The EU legislations and cooperative interpretation of the ECJ have established the general principle of non-discrimination in workplace. Therefore, general principle of gender equality in workplace, a fruit of Defrenne II, has expanded its scope to include many work-related non-discrimination rights. Although many judicial rulings confirmed the fundamental status of the general principle of gender equality, the principle has not yet been held to have direct effect against the Member States because the principle may need further national legislative implementation to be fully effective. However, general principle of gender equality still imposes important limit on the EU legislations. In Rinke, the ECJ held that the general principle of gender equality was a condition for the legality of EU action, and thus any EU legislative measures that violate the principle would be illegal. Furthermore, the solidification of general principle of gender equality has expanded the scope of EU law. EU law now embraces many gender-related rights under an umbrella of general principle of gender equality.

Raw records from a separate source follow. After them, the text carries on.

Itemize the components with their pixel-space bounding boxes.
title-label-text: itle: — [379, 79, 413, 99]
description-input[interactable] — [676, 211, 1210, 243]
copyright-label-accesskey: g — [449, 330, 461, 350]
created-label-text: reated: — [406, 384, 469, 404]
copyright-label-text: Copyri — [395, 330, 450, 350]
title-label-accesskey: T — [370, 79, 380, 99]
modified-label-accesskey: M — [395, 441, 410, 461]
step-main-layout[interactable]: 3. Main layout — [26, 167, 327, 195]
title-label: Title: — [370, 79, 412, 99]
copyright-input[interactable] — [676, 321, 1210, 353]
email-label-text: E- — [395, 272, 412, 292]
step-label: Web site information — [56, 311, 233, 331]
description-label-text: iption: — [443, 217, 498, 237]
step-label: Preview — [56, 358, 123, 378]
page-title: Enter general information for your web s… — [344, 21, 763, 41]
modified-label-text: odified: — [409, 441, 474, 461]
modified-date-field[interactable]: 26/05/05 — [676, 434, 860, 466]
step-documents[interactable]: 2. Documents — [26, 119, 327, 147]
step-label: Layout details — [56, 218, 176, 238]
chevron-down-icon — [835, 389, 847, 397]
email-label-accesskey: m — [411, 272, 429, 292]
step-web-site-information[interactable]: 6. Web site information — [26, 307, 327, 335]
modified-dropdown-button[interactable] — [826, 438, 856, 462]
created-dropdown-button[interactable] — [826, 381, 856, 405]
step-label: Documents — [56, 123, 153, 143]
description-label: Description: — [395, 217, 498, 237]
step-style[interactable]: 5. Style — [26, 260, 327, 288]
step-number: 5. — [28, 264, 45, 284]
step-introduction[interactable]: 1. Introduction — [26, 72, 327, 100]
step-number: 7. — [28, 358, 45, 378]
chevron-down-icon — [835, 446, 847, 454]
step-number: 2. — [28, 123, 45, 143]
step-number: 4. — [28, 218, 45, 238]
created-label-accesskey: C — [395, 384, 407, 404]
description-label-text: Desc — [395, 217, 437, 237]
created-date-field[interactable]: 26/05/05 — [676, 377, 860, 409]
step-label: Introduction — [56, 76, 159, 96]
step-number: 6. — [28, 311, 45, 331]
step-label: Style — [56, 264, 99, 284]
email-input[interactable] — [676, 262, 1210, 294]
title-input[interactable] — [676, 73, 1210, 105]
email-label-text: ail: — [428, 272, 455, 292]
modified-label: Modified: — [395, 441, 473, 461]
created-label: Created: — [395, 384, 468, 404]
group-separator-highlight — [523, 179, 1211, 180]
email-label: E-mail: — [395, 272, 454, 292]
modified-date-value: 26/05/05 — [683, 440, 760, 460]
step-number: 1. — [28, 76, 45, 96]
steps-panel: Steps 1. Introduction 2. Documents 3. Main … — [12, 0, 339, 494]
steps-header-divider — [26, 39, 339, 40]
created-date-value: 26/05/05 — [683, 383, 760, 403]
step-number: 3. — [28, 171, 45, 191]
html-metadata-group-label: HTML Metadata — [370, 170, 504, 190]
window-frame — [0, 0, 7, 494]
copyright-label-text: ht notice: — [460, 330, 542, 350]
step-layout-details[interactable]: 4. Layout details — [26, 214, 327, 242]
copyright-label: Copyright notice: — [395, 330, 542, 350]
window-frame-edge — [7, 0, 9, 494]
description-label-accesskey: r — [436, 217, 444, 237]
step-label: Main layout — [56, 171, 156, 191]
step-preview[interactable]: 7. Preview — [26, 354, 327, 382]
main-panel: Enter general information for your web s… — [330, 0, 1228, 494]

Because Defrenne II resulted in a great expansion of the scope and applicability of fundamental rights, the ECJ was also presented opportunities to examine other important principles that could potentially expand the scope and applicability of the EU law even further. Because Defrenne II gave rise to many legal obligations and rights that have vertical and horizontal direct effect, Defrenne II opened the floodgate of discrimination cases before the national courts. Such gender discrimination cases indirectly promoted other discrimination cases to be brought before the ECJ and presented the ECJ to develop important direct effect principles. Firstly, the ECJ in Marshall (1986) held that a directive could have vertical direct effect in a retirement age discrimination case. Also, in Mangold and Kucukdeveci, the Court held that the general principle of non-discrimination exists in the EU law and this principle requires the setting aside of conflicting national law. Thanks to Defrenne II, the scope of the EU’s direct effect extended further and individual citizens have more bullets to fire against the Member States. Defrenne II thereby further expanded the reach of EU law on everyday lives of citizens.
The EU at the time of Defrenne II and as of now is not identical. In Schroder, the ECJ declares that “the economic aim pursued by Article 119… is secondary to the social aim pursued by the same provision, which constitutes the expression of a fundamental right.” By establishing vertical and horizontal direct effect of a statutory fundamental right, Defrenne II helped the EU to change a merely economic entity into a champion of fundamental rights of the European citizens. The citizens of the Member States feel the presence of the EU law and fundamental rights in their daily lives. The EU law and fundamental rights has become an intimate part of the citizens.